Mr. Blass indicated that he believed that private fund advisers may not be fully aware of all of the activities that could be viewed as soliciting securities transactions, or the implications of compensation methods that are transaction-based that would give rise to the requirement to register as a broker dealer.
Mr. Blass provided several examples that fund managers should consider to help determine whether a person is acting as a broker-dealer:
How does the adviser solicit and retain investors? Thought should be given regarding the duties and responsibilities of personnel performing such solicitation or marketing efforts. This is an important consideration because a dedicated sales force of internal employees working in a “marketing” department may strongly indicate that they are in the business of effecting transactions in the private fund, regardless of how the personnel are compensated.
Do employees who solicit investors have other responsibilities? The implication of this point is that if an employee’s primary responsibility is to solicit investors, the employee may be engaged in a broker dealer activity irrespective of whether other duties are also performed.
How are personnel who solicit investors for a private fund compensated? Do those individuals receive bonuses or other types of compensation that is linked to successful investments? A critical element to determining whether one is required to register as a broker-dealer is the existence of transaction-based compensation.This implies that bonuses tied to capital raising success would likely give rise to a requirement for such individuals to register as broker dealers.

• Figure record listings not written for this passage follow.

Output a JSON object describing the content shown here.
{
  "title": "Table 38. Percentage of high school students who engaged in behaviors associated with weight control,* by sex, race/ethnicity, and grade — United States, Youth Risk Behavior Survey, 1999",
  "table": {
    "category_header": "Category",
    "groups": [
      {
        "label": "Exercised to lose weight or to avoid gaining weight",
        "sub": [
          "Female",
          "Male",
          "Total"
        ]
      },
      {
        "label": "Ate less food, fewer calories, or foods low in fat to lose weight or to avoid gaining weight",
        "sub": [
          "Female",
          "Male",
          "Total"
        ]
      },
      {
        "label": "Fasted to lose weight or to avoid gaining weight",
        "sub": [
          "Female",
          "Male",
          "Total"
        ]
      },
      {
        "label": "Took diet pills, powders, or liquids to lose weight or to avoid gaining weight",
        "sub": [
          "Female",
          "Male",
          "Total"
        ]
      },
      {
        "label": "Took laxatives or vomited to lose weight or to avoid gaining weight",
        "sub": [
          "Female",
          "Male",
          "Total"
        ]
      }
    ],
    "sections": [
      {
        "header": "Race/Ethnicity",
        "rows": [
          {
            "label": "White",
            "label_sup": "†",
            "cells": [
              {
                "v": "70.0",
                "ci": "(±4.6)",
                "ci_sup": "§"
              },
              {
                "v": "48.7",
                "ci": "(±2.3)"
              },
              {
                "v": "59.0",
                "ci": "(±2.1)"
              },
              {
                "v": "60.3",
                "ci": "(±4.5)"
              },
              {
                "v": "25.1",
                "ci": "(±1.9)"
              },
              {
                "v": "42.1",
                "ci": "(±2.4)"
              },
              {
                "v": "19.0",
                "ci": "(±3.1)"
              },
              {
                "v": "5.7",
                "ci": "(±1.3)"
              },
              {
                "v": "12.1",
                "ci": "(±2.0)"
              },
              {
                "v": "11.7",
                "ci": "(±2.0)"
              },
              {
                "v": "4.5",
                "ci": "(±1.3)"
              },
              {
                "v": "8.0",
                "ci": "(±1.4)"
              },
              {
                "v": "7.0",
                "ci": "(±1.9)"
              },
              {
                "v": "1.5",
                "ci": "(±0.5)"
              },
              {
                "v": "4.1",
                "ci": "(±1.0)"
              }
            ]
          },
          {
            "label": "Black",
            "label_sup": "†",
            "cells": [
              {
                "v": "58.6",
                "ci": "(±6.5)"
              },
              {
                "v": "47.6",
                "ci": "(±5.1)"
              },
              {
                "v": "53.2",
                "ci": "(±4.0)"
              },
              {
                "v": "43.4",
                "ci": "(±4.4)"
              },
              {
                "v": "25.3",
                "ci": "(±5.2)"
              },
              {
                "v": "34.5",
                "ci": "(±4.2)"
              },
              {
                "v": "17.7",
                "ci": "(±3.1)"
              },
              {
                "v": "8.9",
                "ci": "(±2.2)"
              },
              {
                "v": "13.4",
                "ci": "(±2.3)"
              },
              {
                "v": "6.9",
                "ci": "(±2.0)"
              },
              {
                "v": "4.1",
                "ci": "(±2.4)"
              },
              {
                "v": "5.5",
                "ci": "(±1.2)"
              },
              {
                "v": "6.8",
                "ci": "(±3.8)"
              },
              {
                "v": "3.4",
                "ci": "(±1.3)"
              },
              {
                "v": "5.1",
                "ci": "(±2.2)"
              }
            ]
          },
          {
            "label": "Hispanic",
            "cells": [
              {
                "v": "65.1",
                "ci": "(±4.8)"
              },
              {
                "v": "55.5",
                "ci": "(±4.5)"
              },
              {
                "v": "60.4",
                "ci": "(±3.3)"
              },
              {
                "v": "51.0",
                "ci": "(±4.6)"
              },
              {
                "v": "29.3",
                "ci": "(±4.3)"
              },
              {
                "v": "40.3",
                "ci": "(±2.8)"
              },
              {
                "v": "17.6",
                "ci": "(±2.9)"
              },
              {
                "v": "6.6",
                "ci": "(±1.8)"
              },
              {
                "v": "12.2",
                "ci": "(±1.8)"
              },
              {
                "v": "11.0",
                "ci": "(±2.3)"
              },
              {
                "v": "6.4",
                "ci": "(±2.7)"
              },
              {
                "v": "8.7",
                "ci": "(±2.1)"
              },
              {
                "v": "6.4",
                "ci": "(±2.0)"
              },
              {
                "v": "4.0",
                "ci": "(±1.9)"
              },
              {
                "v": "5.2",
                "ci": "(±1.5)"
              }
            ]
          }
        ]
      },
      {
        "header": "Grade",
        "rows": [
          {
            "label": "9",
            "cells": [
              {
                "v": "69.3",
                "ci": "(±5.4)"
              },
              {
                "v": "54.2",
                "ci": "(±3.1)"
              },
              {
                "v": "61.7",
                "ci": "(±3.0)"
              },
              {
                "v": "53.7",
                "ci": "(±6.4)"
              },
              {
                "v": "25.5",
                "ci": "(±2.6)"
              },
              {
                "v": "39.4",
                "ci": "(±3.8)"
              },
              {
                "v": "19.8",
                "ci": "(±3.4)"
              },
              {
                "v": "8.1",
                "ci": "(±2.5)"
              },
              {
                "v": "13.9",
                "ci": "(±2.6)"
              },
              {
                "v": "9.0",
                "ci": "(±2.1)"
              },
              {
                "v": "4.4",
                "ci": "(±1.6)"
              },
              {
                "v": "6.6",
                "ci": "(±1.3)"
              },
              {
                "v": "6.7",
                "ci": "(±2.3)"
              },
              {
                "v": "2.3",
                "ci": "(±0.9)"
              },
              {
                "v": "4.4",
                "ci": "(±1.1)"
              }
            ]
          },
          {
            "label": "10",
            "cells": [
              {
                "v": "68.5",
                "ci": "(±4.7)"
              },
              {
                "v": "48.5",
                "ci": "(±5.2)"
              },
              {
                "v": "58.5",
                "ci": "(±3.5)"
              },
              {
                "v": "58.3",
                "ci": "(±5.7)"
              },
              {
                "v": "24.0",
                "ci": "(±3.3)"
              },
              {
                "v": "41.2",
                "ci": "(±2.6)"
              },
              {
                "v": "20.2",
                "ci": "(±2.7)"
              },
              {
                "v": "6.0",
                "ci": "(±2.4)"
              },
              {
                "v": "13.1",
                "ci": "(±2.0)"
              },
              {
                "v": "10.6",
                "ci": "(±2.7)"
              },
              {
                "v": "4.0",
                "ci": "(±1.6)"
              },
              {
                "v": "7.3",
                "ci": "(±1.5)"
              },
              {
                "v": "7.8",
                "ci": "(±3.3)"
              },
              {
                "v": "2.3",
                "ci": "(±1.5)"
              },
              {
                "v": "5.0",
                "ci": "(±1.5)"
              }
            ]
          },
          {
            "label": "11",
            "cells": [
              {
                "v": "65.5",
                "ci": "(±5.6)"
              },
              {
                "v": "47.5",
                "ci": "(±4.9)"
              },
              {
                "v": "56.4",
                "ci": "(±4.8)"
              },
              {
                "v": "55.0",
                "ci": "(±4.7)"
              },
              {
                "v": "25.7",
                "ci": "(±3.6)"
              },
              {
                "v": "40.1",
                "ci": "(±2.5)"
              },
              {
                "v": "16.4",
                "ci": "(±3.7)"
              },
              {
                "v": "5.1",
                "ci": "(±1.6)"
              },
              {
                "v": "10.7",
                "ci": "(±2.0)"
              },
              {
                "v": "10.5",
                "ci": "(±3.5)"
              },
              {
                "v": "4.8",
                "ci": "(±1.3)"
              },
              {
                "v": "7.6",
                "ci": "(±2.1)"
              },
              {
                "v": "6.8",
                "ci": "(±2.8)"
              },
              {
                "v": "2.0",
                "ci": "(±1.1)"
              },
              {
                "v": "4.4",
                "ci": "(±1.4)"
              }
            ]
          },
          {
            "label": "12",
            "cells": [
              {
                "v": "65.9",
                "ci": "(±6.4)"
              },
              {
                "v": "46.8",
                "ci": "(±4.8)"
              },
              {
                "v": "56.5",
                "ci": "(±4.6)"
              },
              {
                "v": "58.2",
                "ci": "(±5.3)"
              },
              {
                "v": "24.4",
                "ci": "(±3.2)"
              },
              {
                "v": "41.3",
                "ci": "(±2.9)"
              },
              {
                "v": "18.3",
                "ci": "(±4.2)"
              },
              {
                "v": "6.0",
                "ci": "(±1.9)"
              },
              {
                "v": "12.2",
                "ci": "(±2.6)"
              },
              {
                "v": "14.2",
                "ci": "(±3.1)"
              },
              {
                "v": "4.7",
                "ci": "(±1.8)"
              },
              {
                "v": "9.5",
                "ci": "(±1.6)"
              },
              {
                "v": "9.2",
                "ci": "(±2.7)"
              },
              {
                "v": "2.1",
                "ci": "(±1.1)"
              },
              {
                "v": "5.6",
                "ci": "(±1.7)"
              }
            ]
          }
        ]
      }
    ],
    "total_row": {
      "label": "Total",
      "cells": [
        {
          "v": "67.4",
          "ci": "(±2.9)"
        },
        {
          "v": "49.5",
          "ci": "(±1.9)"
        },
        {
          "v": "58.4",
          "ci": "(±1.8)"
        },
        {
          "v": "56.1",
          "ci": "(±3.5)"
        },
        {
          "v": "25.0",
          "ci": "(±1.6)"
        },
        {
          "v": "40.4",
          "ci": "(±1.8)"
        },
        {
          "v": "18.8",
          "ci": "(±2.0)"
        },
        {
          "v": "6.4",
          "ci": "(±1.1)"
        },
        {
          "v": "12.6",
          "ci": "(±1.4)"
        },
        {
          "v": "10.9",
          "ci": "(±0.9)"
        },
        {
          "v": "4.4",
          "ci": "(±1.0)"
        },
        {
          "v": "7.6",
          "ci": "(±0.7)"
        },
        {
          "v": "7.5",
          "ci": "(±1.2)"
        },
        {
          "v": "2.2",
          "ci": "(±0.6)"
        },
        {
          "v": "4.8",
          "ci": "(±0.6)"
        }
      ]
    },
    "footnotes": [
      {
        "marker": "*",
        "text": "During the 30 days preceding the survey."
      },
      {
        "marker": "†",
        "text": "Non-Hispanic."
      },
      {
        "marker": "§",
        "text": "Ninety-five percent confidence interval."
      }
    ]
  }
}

Does the fund manager charge a transaction fee in connection with a securities transaction? In addition to considering compensation of employees, advisers also need to consider the fees they charge and in what way, if any, they are linked to a security transaction. This point is aimed more at the investment banking type fees that a private equity fund might generate, but it would also be relevant in the context of direct lending funds or other types of funds that generate income outside of the increase or decrease of securities’ prices.